McKenzie, a cable systems installer and maintainer with
Company A, 101st Signal Battalion, New York Army National Guard, saw a flash of
red going over a guardrail on the Saw Mill River Parkway and immediately pulled
her car to the side of the road.
“I saw what looked like the outline of a boy going over the
side,” McKenzie said. “I knew something was wrong.”
Her instincts had been sharpened by nearly six years of Army
training, which erased all doubt and hesitation at the scene.

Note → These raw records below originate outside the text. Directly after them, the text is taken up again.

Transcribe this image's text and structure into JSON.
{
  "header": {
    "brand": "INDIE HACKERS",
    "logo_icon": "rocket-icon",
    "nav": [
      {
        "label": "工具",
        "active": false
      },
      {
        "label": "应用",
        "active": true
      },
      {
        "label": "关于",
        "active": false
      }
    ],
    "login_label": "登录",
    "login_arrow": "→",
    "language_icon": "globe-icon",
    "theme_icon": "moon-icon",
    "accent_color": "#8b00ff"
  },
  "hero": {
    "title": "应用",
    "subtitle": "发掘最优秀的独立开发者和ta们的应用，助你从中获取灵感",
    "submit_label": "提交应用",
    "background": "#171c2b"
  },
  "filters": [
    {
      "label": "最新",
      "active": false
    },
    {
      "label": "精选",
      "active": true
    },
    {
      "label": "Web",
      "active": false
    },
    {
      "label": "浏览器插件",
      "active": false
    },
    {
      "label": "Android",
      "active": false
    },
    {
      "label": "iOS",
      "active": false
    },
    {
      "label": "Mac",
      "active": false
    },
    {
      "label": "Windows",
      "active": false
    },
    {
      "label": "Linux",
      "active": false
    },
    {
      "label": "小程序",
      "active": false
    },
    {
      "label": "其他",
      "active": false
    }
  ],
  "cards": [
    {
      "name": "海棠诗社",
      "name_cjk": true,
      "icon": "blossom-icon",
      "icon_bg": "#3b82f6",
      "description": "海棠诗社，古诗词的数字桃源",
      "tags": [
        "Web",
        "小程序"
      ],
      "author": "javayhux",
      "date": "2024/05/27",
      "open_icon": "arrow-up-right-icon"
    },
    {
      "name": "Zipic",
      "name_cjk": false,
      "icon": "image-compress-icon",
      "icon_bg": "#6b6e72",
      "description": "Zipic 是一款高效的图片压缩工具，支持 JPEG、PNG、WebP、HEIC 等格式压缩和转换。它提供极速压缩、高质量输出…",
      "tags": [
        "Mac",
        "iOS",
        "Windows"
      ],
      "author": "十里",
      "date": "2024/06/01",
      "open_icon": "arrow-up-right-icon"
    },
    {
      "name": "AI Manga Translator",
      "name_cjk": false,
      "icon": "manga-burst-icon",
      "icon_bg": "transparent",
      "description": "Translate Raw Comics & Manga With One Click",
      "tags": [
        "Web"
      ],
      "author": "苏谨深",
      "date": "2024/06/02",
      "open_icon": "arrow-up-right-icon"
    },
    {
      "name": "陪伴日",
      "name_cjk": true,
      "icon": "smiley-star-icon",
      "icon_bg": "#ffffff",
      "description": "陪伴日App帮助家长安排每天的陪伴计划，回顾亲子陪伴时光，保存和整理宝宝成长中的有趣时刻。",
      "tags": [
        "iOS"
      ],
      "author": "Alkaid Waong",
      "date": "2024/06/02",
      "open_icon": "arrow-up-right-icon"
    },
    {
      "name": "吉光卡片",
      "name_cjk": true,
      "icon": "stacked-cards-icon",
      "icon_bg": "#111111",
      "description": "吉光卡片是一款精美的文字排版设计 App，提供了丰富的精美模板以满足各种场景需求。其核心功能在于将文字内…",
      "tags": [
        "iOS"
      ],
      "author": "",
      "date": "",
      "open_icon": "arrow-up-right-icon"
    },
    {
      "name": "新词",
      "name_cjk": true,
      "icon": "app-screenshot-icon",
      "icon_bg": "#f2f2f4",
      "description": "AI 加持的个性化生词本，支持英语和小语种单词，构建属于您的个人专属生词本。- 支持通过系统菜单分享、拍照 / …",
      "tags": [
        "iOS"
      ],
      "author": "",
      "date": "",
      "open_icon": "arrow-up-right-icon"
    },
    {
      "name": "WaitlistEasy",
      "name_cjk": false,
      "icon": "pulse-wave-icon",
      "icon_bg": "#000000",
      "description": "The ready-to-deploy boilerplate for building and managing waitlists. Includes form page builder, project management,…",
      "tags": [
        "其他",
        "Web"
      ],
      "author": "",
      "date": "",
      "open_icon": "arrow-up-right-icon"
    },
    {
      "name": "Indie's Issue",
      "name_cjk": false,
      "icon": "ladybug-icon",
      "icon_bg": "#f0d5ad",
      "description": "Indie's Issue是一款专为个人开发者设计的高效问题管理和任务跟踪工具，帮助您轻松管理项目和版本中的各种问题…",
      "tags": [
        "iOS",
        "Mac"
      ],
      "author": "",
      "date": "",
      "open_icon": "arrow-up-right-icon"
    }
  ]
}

“Thanks to my Army training, it was all automatic;
everything was fluid,” McKenzie said.
She ran over to the edge where she saw Police Officer Jessie
Ferreira Cavallo, of the Hastings-on-Hudson police department already assessing
the scene.
Teamwork
When McKenzie saw the 12-year-old boy lying on the rocks
below, she shouted to Cavallo, “Let’s go!” They both ran to the shallow end of
the overpass, climbed over a fence, and dropped 10 feet to the jagged ground
below.
The boy, a resident of the Bronx, had left the Andrus campus
in the Bronx. Andrus is a private, nonprofit organization that provides
services for vulnerable children, children with special needs, and children
with severe emotional and behavior issues.
Andrus staff were speaking with the boy when he jumped from
the overpass he had been standing on.
McKenzie, who spent three years on active duty with the
168th Multifunctional Medical Battalion and just completed combat life-saving
training with the Guard, immediately began to triage the injuries the boy
sustained in the fall.
Quick Thinking, Treatment
She used quick thinking to improvise a flashlight from her
phone to administer a concussion test, took his vital signs, and kept talking
to him so he stayed awake and alert.
Next, she shouted to a bystander above to grab the medical
bag from her trunk and throw it down.
Working in tandem with Cavallo, they used splints from her
bag to secure his neck, arm and leg, and stayed with him until the medics
arrived and took him to the Westchester hospital.
The Westchester County Police records department confirmed
the assistance from McKenzie and the pivotal role that both the National Guard
and local police played in working together to assist the young boy.
McKenzie doesn’t think she’s a hero. For her, it’s all about
loyalty to her unit and her community.
“I wear the uniform every day because I want to help
soldiers -- I want to help people,” McKenzie said. “This is my family.”